Many silent stars died in the transition, their voices betraying them, their style suddenly outdated. Julia survived. She made her talkie debut in DeMille’s Dynamite in 1929. She moved into MGM productions, continued working, even said she wanted to be typecast as a sophisticated society woman.
She briefly retired, married, divorced, returned. Life never settles neatly in Hollywood — it’s always rearranging itself like a set between takes.
By 1939 she was back with DeMille again, appearing in every one of his films after Union Pacific. She became a constant — the woman who always returned.
She celebrated her 250th film assignment in 1948. Two hundred and fifty roles. That’s not a career, that’s a lifetime of disappearing into costumes, walking into frames, speaking lines that belonged to someone else.
In Samson and Delilah (1949), she played Delilah’s maidservant. She even appeared uncredited in Sunset Boulevard, standing on DeMille’s set like a ghost of Hollywood’s golden machinery.
By the time of DeMille’s 1956 Ten Commandments, she played Elisheba, Aaron’s wife — no longer the Pharaoh’s glamorous consort but an older biblical figure. The calendar moved, but she stayed.
DeMille himself wrote that Julia Faye made calendars obsolete. Her hair gray, her vivacity unchanged.
That line says everything: she wasn’t just an actress to him, she was part of his empire.
Of course, the relationship was complicated. She became his mistress, his confidante. DeMille told her she’d never become a star because she didn’t have the “right personality.” Imagine hearing that, then appearing in thirty-five of his films anyway. Staying. Enduring. Sparkling despite it all.
Julia began writing a memoir called Flicker Faces. Hedda Hopper said it would sell like hotcakes if she told everything. It was never published.

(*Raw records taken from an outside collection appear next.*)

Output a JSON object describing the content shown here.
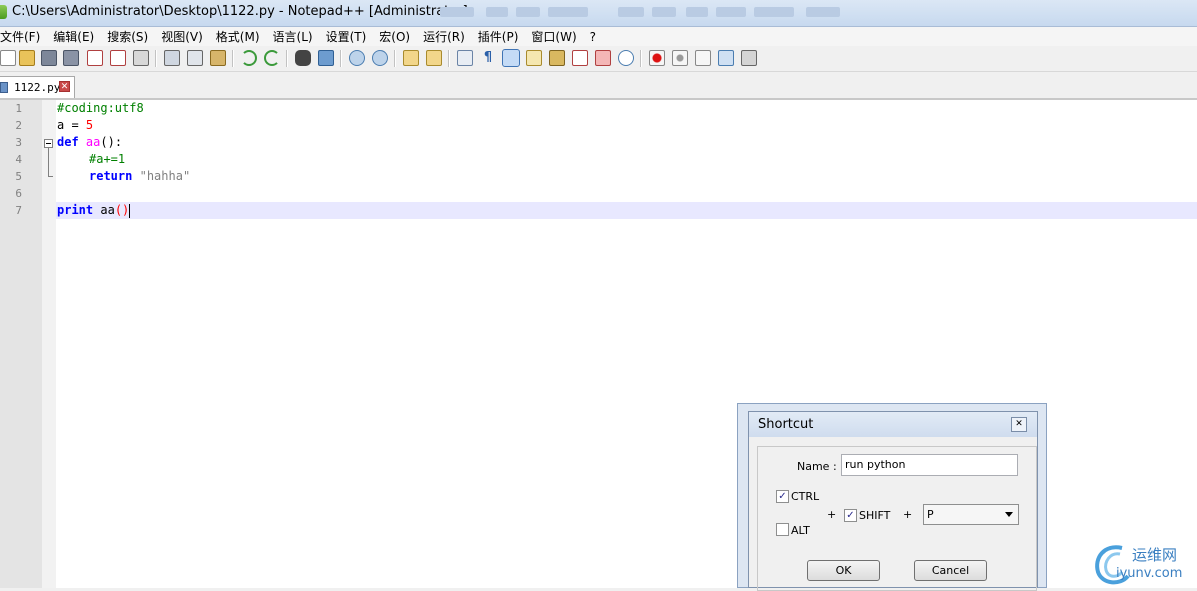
{
  "window": {
    "title": "C:\\Users\\Administrator\\Desktop\\1122.py - Notepad++ [Administrator]"
  },
  "menu": {
    "items": [
      "文件(F)",
      "编辑(E)",
      "搜索(S)",
      "视图(V)",
      "格式(M)",
      "语言(L)",
      "设置(T)",
      "宏(O)",
      "运行(R)",
      "插件(P)",
      "窗口(W)",
      "?"
    ]
  },
  "toolbar": {
    "icons": [
      "new-file-icon",
      "open-file-icon",
      "save-icon",
      "save-all-icon",
      "close-icon",
      "close-all-icon",
      "print-icon",
      "cut-icon",
      "copy-icon",
      "paste-icon",
      "undo-icon",
      "redo-icon",
      "find-icon",
      "replace-icon",
      "zoom-in-icon",
      "zoom-out-icon",
      "sync-vertical-icon",
      "sync-horizontal-icon",
      "word-wrap-icon",
      "show-all-chars-icon",
      "indent-guide-icon",
      "user-language-icon",
      "doc-map-icon",
      "function-list-icon",
      "folder-workspace-icon",
      "monitoring-icon",
      "record-macro-icon",
      "stop-macro-icon",
      "play-macro-icon",
      "run-multiple-macro-icon",
      "save-macro-icon"
    ]
  },
  "tab": {
    "label": "1122.py",
    "close": "✕"
  },
  "editor": {
    "line_numbers": [
      "1",
      "2",
      "3",
      "4",
      "5",
      "6",
      "7"
    ],
    "lines": {
      "l1": "#coding:utf8",
      "l2_var": "a",
      "l2_op": " = ",
      "l2_num": "5",
      "l3_kw": "def",
      "l3_name": "aa",
      "l3_rest": "():",
      "l4_comment": "#a+=1",
      "l5_kw": "return",
      "l5_str": "\"hahha\"",
      "l7_kw": "print",
      "l7_name": "aa",
      "l7_paren": "()"
    },
    "current_line": 7
  },
  "dialog": {
    "title": "Shortcut",
    "close": "✕",
    "name_label": "Name :",
    "name_value": "run python",
    "ctrl_label": "CTRL",
    "ctrl_checked": true,
    "alt_label": "ALT",
    "alt_checked": false,
    "shift_label": "SHIFT",
    "shift_checked": true,
    "plus1": "+",
    "plus2": "+",
    "key_value": "P",
    "ok_label": "OK",
    "cancel_label": "Cancel"
  },
  "watermark": {
    "cn": "运维网",
    "en": "iyunv.com"
  },
  "colors": {
    "keyword": "#0000ff",
    "comment": "#008000",
    "number": "#ff0000",
    "string": "#808080",
    "current_line_bg": "#e8e8ff"
  }
}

Hollywood always leaves some stories locked away.
She died of cancer on April 6, 1966, in Pacific Palisades, Los Angeles, at 73.
Her remains rest at Hollywood Forever Cemetery, fittingly named, because Julia Faye is the kind of figure Hollywood does keep forever: not always famous, not always center stage, but woven into its history like thread.
She wasn’t the brightest star.
She was the eternal spark beside DeMille’s fire, burning quietly through silent film, sound film, spectacle after spectacle, until the end.
Julia doesn’t feel like someone who disappeared.
She feels like someone who simply became part of the mythology.